Singapore is an interesting case: It takes the idea of data caps to the extreme, giving you 5GB for practically nothing by U.S. standards but throwing a whole bucket of cold water on you if you mess up. For every gigabyte beyond the cap, you’ll be slapped with a $5.35 overage fee. Penalties in the Philippines are even more onerous: It’s $5 for every extra 15 minutes you spend online.
If you're a citizen of one of these prosperous nations, the fees are probably tolerable, albeit a nuisance. But what about in the developing world, where every cent counts? In Brazil, people are paying through the nose to get online.
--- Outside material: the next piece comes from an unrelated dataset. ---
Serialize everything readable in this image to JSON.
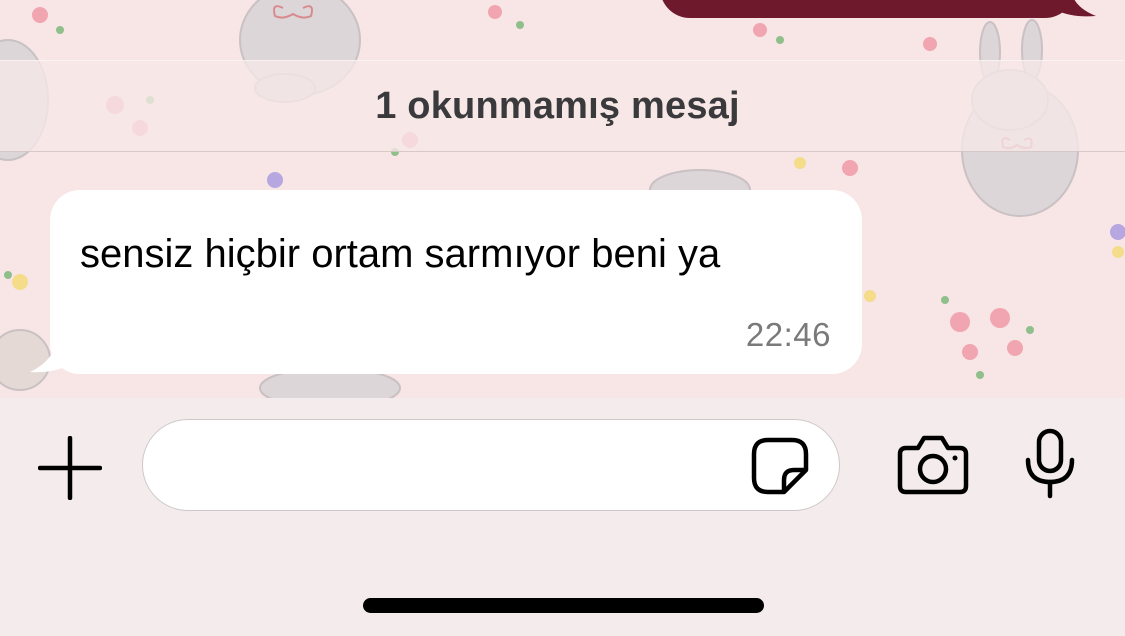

The cheapest 5GB plans cost consumers $120 a month in 2011 -- the same as buying 28 Big Macs in one sitting. (That's a lot of burger.)
To be fair, other goods are pretty pricey too -- Jeep Cherokees have been known to sell for $80,000, and Sao Paolo has earned dubious honors for its cost of living overall. But mobile Internet is a different beast.
“Brazil has a challenging landscape, and so the costs of infrastructure investment are very high,” said Darrell West, vice president and director of governance studies at the Brookings Institution. “It’s a large country; there are forests and mountains, and so it’s challenging for mobile companies to have the infrastructure that they need.”
Building out infrastructure is expensive enough on flat, empty terrain without having to contend with Brazil's unusual geography. To the country's credit, though, prices have come down dramatically since its current president, Dilma Rousseff, came to power in 2011. Thanks in part to Rousseff’s aggressive tax incentives, you can now get a low-end data plan for about $40.
That’s important because the Internet economy is set to become a major contributor to the larger global economy, and developing nations like Brazil will have an advantage if its citizens and businesses have access to the Web. By 2016, $4.2 trillion of world gross domestic product will come from Internet-related business, according to the Boston Consulting Group.
“It does hold back overall development if technology costs and mobile data are expensive,” West said. “If you have low prices, there's going to be greater usage -- and that enables many other forms of innovation.”